Bail can take many different forms

Citation Release: A citation release, also known as a “cite-out,” is a very simple type of bail that does not entail any financial exchange and seldom includes the detention of a defendant. Officers give the arrestee a summons with an official court date on it. The defendant’s presence is solely dependent on his or her reputation, since no financial penalty is imposed; however, if the defendant fails to appear in court, arrest warrants and additional fines can be released. Visit Apex Bail Bonds in Roxboro NC.

Surety Bond: The role of a bail bonds business is basically described by a surety bond. A bail bonds firm or other approved third party becomes the indemnitor of the suspect’s total bail amount, assuming legal responsibility for the entire sum. For the support that the third party or bail agent retains, a fee is paid.

Recognizance: This phrase is used in exceptional cases where judges agree to suspend bail fines in exchange for a promise that the suspect will show up for any of their scheduled court dates. This is typically reserved for high-profile cases, cases involving prominent figures, or cases in which the judge is presented with extenuating circumstances that demonstrate the defendant poses little or no risk of fleeing. A property bond happens when a defendant acts on his or her own behalf and presents real property as collateral for the full amount of bail.
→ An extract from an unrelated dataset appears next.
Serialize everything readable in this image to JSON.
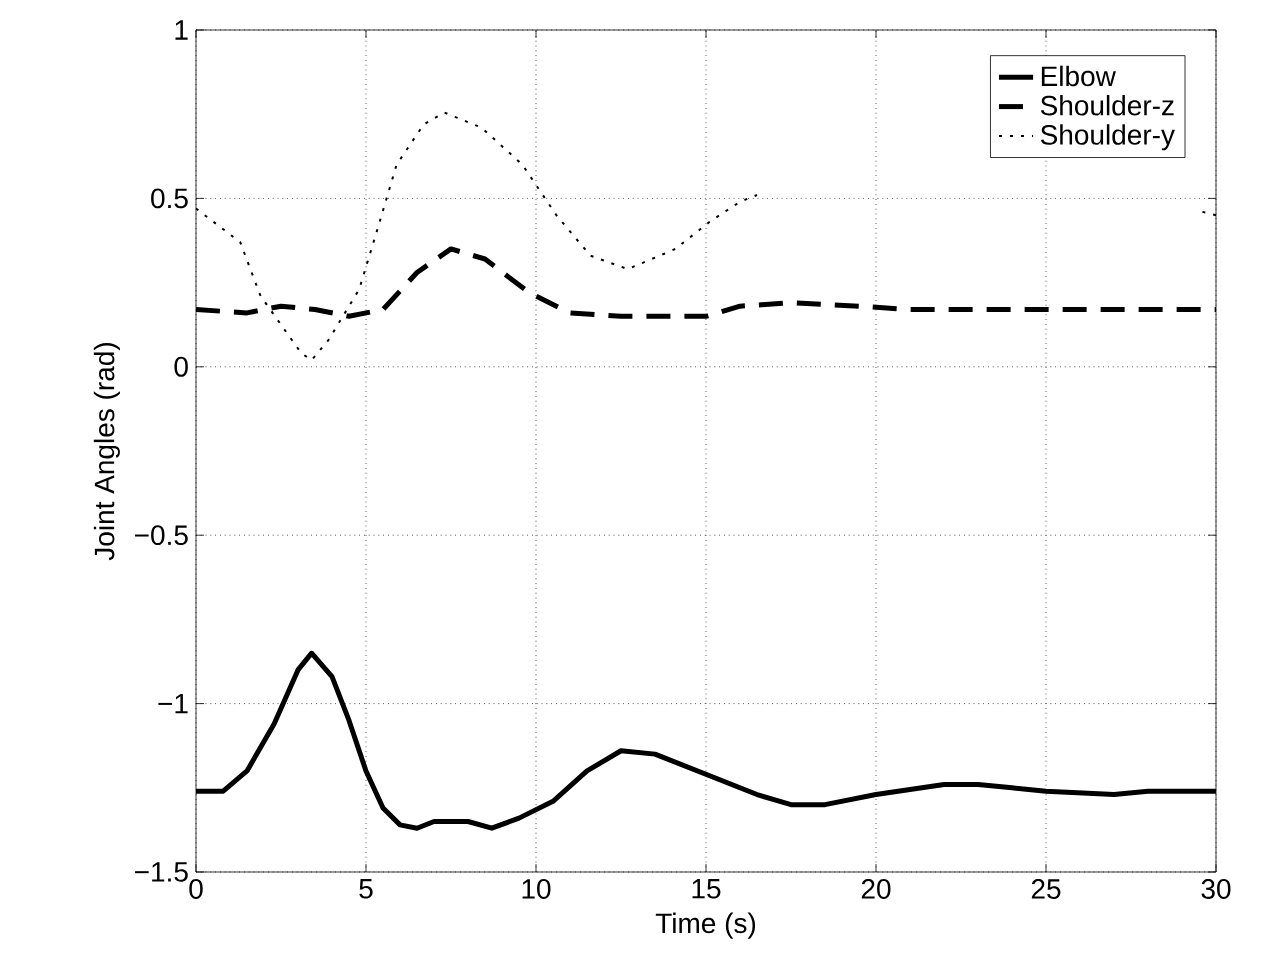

If the defendant fails to appear in court and forfeits bail, the State has the authority to foreclose on the defendant’s home.
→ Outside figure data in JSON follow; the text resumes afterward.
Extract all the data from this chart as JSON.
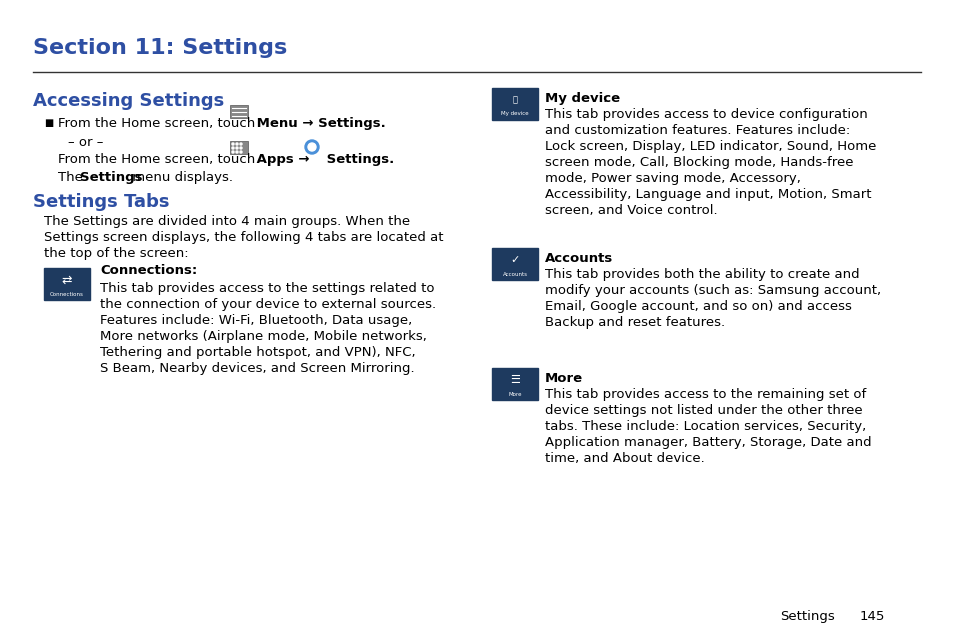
{
  "background_color": "#ffffff",
  "section_title": "Section 11: Settings",
  "section_title_color": "#2e4fa3",
  "accessing_title": "Accessing Settings",
  "accessing_title_color": "#2e4fa3",
  "settings_tabs_title": "Settings Tabs",
  "settings_tabs_title_color": "#2e4fa3",
  "icon_bg_color": "#1e3a5f",
  "body_color": "#000000",
  "footer_color": "#000000"
}
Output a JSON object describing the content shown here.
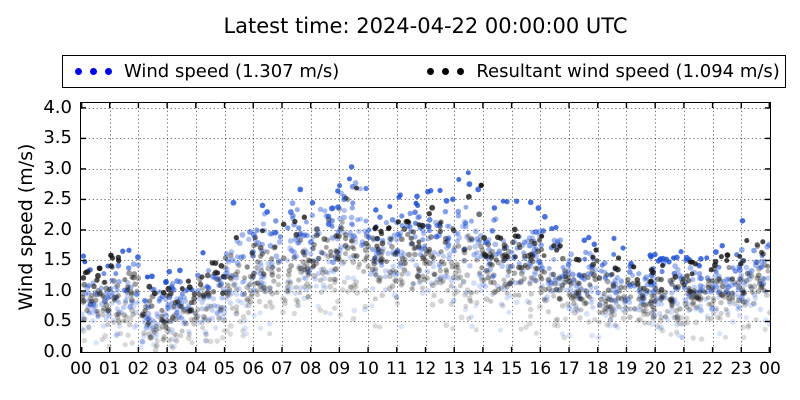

When an accused criminal is found to be an illegal immigrant in the United States, he or she is given an immigration bond. This is a form of federal bail bond that is typically handled by the Department of Homeland Security or the Bureau of Immigration and Customs Enforcement. A criminal can either finance their own bail amount with cash claimed to have been collected by lawful means, or they can pay a cash bond. It may also be a court-ordered form of bail, providing an additional incentive for the arrestee to appear in court. In some jurisdictions, offenders are also allowed to pay a 10% cash deposit on their bail rather than using a bail bonds firm.